Dans son dispositif Pour parler (1998, Annemasse) Slimane Raïs installa quant à lui dans l’espace d’exposition une cabine téléphonique reliée directement à son téléphone portable. Si bien que chaque visiteur qui décrochait avait le loisir d’entamer une conversation avec l’artiste, à tout moment et sur n’importe quelle question. Clairement annoncée par l’artiste comme l’œuvre elle-même, la teneur n’était pas dévoilée. Ce geste d’échange de parole ancrée à la conversation se distingue du dialogue « dont elle évite les embarras, les hésitations, fût-il aussi léger et taquin que celui de Socrate. » Pierre Sansot ajoute d’ailleurs :

« La conversation comme l’œuvre d’art, n’est asservie qu’à elle-même, qu’au plaisir de l’exercer. »

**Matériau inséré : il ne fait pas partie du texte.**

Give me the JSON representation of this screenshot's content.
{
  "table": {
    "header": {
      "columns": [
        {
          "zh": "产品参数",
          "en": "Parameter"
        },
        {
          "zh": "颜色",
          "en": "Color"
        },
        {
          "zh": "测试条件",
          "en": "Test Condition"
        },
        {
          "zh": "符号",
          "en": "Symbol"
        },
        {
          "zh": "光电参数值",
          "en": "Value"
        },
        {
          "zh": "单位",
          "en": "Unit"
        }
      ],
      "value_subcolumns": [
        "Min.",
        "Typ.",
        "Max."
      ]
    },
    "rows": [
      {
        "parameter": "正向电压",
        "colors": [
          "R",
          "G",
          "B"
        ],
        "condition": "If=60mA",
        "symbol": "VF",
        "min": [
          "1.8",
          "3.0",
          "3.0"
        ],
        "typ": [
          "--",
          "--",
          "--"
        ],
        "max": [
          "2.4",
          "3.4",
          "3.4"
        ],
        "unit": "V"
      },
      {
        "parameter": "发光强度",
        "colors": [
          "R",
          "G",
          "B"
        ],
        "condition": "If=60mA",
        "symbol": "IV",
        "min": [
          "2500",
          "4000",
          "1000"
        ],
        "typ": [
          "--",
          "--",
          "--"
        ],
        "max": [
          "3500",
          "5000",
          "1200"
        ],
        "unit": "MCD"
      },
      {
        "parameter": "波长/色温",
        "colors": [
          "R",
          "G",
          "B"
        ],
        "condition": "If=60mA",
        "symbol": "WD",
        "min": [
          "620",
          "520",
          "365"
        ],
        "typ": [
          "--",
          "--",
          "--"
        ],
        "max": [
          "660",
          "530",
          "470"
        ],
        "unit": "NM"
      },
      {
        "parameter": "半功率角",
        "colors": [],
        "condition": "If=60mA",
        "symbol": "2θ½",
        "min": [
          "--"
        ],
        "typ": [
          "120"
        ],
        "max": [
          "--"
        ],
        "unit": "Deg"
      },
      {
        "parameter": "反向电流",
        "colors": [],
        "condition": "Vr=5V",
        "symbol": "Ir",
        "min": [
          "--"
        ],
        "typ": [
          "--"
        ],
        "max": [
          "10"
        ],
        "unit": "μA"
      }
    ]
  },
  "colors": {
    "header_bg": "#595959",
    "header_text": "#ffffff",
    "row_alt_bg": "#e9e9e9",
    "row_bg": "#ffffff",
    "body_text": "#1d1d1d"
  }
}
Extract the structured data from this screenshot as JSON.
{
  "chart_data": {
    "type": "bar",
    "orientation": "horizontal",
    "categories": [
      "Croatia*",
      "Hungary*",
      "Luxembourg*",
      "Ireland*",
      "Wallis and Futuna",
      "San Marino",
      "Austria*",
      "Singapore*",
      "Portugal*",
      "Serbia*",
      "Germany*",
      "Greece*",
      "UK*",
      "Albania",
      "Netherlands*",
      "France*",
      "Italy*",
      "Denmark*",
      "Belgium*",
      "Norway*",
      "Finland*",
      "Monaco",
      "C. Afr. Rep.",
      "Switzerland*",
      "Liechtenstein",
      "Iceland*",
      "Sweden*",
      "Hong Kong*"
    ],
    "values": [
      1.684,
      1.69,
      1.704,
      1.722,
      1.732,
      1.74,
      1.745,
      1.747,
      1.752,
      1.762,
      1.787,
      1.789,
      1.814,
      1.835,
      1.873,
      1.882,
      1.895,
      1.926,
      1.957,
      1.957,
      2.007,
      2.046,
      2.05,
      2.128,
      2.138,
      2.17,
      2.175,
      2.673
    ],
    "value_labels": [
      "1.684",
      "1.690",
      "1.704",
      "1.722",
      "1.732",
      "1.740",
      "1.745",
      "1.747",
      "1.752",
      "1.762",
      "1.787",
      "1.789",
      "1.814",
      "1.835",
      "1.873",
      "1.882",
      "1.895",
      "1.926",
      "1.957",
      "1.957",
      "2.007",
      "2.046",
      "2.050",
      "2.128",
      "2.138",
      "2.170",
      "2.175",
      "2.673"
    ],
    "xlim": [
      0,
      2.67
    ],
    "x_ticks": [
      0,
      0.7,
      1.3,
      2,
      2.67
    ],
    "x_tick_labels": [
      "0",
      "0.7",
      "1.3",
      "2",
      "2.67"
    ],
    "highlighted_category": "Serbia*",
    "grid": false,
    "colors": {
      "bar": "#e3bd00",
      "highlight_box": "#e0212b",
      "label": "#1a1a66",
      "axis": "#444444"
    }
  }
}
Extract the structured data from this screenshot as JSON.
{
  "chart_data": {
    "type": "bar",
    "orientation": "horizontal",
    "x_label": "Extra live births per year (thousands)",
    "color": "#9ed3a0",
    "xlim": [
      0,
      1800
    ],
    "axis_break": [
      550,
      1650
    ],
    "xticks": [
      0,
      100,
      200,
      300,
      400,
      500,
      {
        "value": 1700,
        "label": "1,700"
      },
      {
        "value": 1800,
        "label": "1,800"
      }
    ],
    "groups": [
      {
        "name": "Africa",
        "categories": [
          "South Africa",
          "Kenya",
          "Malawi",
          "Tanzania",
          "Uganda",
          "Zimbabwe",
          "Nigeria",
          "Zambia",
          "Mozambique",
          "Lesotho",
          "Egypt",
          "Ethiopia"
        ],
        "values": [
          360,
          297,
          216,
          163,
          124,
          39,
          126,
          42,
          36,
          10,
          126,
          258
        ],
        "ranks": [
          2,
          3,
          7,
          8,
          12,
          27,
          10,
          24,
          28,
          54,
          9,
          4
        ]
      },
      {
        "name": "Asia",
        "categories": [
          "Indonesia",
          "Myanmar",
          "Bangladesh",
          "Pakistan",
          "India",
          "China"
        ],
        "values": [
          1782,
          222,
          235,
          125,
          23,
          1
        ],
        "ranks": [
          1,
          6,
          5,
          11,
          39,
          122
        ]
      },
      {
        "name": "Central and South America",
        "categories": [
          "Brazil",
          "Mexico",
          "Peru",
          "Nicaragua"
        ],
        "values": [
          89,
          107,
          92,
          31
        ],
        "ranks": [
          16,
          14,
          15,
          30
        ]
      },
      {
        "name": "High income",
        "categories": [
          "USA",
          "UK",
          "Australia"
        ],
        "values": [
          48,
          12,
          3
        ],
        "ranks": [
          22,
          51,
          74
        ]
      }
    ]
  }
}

Simplement partager une histoire, ou se reconnaître dans celle de l’autre : c’est ce que laissa entendre Slimane Raïs lui-même lorsque nous lui avons demandé dans un entretien, la dimension de la parole et ce goût pour la conversation dans son travail :

« Les personnes qui participent à mes dispositifs (...) le font car je pense qu’ils ressentent le même besoin que moi de communier autour de quelque chose que nous avons en commun et ce, malgré la différence culturelle et sociale. Il y a quelque chose de rassurant dans l’idée de s’identifier à quelqu’un ou de se reconnaître dans l’histoire de quelqu’un. Mes propres projets émanent pour la plupart d’une expérience personnelle, singulière, que j’avais envie de partager et lui trouver écho dans l’expérience d’autrui : (calendrier intimes, les amours perdues, en faire une histoire, trésor public).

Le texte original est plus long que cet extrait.